= Sun Valley Gardens =

Former Canadian naturist resort

Sun Valley Gardens (SVG) was a nudist club that existed from 1954 to 1982 in Pelham, Ontario, Canada (the Niagara Falls region). The property was a 10-hectare (25-acre) site between the communities of North Pelham and Pelham Union, 8 km (5 miles) north of Fenwick. Just two years in, a number of facilities had already been built by the members.

In 1961, Sun Valley Gardens was used as one of the locations for a Canadian exploitation drama movie, Have Figure, Will Travel, directed by Leo Orenstein, with club owner Karl Ruehle acting as an advisor to the movie and playing a bit part.

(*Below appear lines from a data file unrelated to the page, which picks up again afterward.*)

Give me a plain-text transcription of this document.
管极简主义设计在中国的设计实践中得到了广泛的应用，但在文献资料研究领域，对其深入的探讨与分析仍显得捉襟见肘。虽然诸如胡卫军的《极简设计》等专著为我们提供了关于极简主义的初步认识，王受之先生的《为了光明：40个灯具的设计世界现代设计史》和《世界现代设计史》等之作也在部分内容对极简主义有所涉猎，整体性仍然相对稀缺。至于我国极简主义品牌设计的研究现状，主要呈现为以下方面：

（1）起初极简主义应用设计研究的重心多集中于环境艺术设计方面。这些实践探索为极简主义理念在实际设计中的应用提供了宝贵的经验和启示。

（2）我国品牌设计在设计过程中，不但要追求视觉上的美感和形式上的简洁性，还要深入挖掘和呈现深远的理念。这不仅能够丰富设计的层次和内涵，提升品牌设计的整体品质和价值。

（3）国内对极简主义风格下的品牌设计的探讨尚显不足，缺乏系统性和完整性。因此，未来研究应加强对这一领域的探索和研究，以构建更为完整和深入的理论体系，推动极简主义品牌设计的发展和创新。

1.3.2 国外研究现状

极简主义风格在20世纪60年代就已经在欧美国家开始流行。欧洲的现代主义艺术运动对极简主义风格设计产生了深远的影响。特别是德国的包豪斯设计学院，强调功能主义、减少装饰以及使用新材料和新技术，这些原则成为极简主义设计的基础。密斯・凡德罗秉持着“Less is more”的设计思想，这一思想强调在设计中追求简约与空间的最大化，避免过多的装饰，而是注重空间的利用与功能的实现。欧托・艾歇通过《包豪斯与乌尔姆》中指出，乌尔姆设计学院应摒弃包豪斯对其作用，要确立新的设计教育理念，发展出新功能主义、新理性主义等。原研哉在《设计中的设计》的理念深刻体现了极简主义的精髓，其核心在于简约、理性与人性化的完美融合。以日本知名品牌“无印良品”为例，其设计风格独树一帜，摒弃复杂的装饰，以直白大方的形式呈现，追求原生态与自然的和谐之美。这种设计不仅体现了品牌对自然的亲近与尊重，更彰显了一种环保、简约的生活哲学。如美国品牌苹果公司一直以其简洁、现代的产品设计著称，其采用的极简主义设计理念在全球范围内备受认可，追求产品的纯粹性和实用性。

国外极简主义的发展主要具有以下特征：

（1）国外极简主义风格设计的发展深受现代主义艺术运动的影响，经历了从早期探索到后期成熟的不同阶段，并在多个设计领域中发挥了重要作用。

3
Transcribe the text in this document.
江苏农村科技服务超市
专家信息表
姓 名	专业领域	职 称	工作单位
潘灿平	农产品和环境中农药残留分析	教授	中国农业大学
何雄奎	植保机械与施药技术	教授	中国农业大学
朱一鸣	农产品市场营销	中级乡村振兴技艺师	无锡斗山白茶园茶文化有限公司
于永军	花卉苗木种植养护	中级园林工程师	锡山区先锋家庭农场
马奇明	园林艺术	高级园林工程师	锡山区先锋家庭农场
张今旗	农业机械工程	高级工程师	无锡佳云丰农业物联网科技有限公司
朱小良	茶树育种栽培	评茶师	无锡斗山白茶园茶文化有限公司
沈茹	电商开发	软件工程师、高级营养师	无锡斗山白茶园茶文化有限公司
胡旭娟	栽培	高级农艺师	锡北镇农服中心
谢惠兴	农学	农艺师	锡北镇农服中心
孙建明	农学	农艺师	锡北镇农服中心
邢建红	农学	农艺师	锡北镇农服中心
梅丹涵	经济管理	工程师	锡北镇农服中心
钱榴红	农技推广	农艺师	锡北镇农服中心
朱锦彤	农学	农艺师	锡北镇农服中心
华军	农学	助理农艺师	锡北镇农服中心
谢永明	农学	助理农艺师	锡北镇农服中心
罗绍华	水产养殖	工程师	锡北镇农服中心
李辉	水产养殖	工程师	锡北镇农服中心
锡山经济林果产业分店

SVG had a significant impact on Ontario's nudist/naturist scene. Almost every existing club in Southern Ontario (and a few that have since closed) in some way owe their existence to former members of SVG. The reason that so many left to start their own club is that Ruehle was alleged to have been a particularly autocratic and tight-fisted individual—a characterization disputed by his son Michael, who asserts that disagreement over club policies played more of a role in rifts than Karl Ruehle's admittedly hard-headed nature. But Ruehle was very supportive of those who wanted to start their own club. He even ran an "indoctrination school for prospective camp operators".

The original 25-acre site remains nearly untouched from when it closed in 1982. Photos taken in 2020 show derelict structures being swallowed by surrounding woodland, and the club's distinctive kidney-shaped pool still holding water, albeit overtaken by algae.